Professional baseball is not going to see a sudden surge of college minds in its coaching ranks. Tradition is too strong, attrition is too slow, and the old guard still has a strong presence in front offices. Twenty-five of the 30 minor league pitching coordinators in the majors never coached in college, and Johnson is the only one to go directly from a college position to his current job.

“I don’t really think pro guys understand college baseball that well,” Johnson said. “And even if they played it, they played it at a different time. The canvas of college baseball is a lot different right now than it was even ten years ago. And so I don’t think that most of them really have a great idea of how it goes now, and that’s not to say that they think it’s good or bad. I just don’t think they really understand it that well, and how could they?”

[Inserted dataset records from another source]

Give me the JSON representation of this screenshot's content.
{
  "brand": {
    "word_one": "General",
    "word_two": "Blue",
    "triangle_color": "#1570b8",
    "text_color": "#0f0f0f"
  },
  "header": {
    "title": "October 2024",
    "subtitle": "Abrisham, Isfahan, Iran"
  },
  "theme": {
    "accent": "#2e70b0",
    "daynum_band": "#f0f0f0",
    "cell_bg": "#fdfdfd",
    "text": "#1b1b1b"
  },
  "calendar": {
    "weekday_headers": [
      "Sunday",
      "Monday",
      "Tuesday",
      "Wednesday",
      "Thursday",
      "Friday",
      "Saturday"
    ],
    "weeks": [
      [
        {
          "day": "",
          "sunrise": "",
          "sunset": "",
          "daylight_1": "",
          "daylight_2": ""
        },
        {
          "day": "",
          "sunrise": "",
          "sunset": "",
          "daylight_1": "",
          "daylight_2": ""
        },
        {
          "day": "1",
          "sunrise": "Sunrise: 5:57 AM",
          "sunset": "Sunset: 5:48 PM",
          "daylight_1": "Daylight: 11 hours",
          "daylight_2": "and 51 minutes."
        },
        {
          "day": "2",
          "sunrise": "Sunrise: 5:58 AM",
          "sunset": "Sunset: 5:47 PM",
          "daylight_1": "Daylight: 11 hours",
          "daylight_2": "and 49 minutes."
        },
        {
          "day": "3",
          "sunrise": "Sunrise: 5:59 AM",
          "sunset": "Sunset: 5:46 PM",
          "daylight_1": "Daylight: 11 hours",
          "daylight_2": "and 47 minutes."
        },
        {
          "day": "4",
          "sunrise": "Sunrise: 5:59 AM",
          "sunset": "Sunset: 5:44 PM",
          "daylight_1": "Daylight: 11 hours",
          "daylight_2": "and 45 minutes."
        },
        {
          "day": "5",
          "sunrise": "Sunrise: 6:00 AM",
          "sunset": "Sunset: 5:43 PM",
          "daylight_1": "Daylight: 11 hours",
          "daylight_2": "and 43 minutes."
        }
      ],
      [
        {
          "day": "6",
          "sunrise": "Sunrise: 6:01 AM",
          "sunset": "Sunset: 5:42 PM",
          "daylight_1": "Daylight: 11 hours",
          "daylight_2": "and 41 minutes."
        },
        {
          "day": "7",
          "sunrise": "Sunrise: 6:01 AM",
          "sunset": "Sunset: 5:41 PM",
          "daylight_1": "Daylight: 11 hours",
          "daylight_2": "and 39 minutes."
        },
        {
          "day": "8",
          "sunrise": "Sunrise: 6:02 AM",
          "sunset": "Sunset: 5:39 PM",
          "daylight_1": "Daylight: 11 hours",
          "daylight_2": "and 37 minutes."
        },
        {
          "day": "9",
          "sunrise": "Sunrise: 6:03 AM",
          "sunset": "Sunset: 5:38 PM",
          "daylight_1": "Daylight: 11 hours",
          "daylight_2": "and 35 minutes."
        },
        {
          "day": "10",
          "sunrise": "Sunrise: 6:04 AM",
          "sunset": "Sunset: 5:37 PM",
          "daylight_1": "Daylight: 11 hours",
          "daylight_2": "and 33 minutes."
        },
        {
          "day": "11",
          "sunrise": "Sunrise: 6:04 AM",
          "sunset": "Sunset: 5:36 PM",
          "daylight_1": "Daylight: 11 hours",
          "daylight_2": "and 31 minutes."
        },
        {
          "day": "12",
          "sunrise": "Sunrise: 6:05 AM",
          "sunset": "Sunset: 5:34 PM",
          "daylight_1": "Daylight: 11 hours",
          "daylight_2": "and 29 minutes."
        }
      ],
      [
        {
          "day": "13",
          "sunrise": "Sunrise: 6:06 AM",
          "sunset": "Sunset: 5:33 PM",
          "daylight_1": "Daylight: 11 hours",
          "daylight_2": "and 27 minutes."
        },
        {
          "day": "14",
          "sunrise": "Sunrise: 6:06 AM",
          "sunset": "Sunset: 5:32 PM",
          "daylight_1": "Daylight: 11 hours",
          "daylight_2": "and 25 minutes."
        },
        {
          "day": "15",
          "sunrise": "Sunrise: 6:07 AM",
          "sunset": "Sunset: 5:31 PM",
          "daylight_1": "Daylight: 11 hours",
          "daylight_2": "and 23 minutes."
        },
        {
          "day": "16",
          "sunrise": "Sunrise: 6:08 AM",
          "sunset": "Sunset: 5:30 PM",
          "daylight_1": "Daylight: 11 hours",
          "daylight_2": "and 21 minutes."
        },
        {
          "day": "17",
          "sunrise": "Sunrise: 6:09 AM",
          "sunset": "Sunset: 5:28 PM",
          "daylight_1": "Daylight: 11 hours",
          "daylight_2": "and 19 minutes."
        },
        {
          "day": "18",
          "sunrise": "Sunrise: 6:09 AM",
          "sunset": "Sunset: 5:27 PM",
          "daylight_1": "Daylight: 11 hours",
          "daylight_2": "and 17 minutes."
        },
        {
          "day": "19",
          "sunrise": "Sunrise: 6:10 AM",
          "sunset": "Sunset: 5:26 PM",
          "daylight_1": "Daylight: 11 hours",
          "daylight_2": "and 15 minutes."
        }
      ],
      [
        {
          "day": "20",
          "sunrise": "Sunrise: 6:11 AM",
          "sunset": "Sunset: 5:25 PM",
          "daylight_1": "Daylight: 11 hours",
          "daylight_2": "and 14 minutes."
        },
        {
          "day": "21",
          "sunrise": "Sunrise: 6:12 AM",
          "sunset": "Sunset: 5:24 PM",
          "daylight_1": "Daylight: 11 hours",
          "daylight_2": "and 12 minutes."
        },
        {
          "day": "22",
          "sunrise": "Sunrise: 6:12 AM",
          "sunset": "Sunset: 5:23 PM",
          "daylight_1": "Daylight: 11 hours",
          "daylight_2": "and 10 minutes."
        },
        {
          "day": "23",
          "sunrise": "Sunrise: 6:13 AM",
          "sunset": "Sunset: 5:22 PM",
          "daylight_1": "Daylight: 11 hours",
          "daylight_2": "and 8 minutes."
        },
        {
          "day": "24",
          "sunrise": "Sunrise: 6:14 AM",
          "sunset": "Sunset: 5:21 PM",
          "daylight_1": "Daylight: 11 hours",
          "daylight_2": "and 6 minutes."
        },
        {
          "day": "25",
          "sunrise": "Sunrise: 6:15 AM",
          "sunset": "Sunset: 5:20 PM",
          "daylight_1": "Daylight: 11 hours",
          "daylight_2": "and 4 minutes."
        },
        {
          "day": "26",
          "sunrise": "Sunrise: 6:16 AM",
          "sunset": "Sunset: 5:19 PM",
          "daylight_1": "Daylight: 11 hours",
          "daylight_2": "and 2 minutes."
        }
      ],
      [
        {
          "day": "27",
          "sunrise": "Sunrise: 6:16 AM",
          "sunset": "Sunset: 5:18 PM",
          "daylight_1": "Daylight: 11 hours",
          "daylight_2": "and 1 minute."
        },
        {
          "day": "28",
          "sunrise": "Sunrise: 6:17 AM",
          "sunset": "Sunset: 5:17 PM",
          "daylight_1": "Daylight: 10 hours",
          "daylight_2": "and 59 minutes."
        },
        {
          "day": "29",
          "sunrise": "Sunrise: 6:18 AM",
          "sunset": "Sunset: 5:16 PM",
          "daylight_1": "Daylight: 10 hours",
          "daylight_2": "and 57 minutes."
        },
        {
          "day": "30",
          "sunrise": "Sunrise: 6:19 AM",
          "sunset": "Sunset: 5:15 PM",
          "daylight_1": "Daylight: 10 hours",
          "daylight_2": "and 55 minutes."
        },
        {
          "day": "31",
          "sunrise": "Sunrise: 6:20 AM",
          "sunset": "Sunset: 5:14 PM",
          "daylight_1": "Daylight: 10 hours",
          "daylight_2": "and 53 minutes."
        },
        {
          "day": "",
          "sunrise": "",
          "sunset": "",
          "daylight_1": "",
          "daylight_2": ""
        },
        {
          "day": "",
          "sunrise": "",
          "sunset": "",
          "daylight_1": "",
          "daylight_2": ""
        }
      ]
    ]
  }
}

But hires like Buckley and Johnson show that the barrier is coming down, despite a lack of speed. Servais networks regularly in the college game and has brought big-name coaches down to the Angels’ instructional league. While with the Rangers, Servais hired current minor league pitching coordinator Danny Clark to the Spokane Indians directly from Milligan College of the NAIA, and he’s bringing on Vanderbilt volunteer assistant David Macias as a manager in the Dominican Summer League once the Commodores finish their current season.

“I’ve been to Virginia’s practices, I’ve seen what he (O’Connor) does, and are there things I things I pick up or take away from that? Some days yes, some days no,” Servais said. “But I think you can learn from everybody…I think you’re shutting yourself off if you’re not open to some of the stuff that is going on.”

Servais’ goal is simple. Find the best talent. He’s just looking somewhere that others traditionally haven’t.